Older individuals who live by themselves are more likely to pour themselves a bowl of cereal for dinner, or boil some noodles, rather than go to the bother of grilling a steak or baking a pork chop. Moreover, many older people have trouble chewing tough cuts of meat, which makes soft foods—rice, mashed potatoes, oatmeal (all high in carbohydrate)—even more appealing. And of course, digestive fire tends to decline with age, so there are multiple obstacles to older people increasing quality protein intake. But these are not insurmountable obstacles. For example, tough cuts of meat can be made fork-tender in a slow cooker, and these include cuts that are rich in collagen and connective tissue—such as oxtails and beef or lamb shanks—which may be particularly beneficial for people with joint pain and degeneration. People who have difficulty chewing can enjoy ground beef, lamb, pork, or turkey, loose sausage, meat loaf, and other protein preparations that are easier on the teeth. There’s also cottage cheese and yogurt for those who do well with dairy, and for those who can tolerate the higher carbohydrates, beans are a good choice for a high-protein food that’s easy to chew.

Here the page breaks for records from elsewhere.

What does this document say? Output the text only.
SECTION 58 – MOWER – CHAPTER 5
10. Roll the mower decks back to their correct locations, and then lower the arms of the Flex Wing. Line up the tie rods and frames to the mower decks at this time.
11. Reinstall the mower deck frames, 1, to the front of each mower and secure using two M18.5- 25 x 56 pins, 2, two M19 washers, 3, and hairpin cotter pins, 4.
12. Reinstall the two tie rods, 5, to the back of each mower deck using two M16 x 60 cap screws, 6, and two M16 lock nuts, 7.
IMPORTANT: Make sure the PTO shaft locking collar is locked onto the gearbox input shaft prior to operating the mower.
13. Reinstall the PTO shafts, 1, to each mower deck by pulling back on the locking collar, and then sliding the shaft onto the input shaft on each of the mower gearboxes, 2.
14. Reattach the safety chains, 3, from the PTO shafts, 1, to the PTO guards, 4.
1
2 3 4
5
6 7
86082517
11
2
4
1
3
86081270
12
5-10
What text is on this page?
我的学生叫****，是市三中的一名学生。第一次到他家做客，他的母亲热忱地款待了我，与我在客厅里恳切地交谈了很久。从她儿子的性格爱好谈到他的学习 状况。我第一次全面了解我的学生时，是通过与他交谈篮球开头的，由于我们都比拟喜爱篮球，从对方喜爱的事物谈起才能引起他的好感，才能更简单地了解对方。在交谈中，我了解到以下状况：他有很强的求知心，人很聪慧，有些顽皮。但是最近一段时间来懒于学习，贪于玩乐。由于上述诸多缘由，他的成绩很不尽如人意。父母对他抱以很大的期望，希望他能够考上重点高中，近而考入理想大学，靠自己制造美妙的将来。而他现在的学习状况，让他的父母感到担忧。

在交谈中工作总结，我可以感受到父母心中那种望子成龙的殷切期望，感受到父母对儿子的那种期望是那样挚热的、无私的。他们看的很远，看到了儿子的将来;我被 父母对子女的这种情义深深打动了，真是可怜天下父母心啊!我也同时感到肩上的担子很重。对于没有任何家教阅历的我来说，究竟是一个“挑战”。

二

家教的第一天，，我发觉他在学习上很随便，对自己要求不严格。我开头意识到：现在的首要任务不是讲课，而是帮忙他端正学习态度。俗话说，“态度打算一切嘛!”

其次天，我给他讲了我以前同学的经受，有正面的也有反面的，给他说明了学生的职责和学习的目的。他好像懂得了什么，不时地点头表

Bottom line: older individuals who are likely to be skimping on protein may be the people who need protein the most. Higher protein intakes are associated with reduced frailty in older people, and some researchers suggest that the minimumdaily protein intake for adults age 65 and over should be raised to 1 gram per kilogram of body weight.

The controversies surrounding dietary fats and carbohydrates are not without meaning, but we seem to ignore the critical role of protein to our detriment.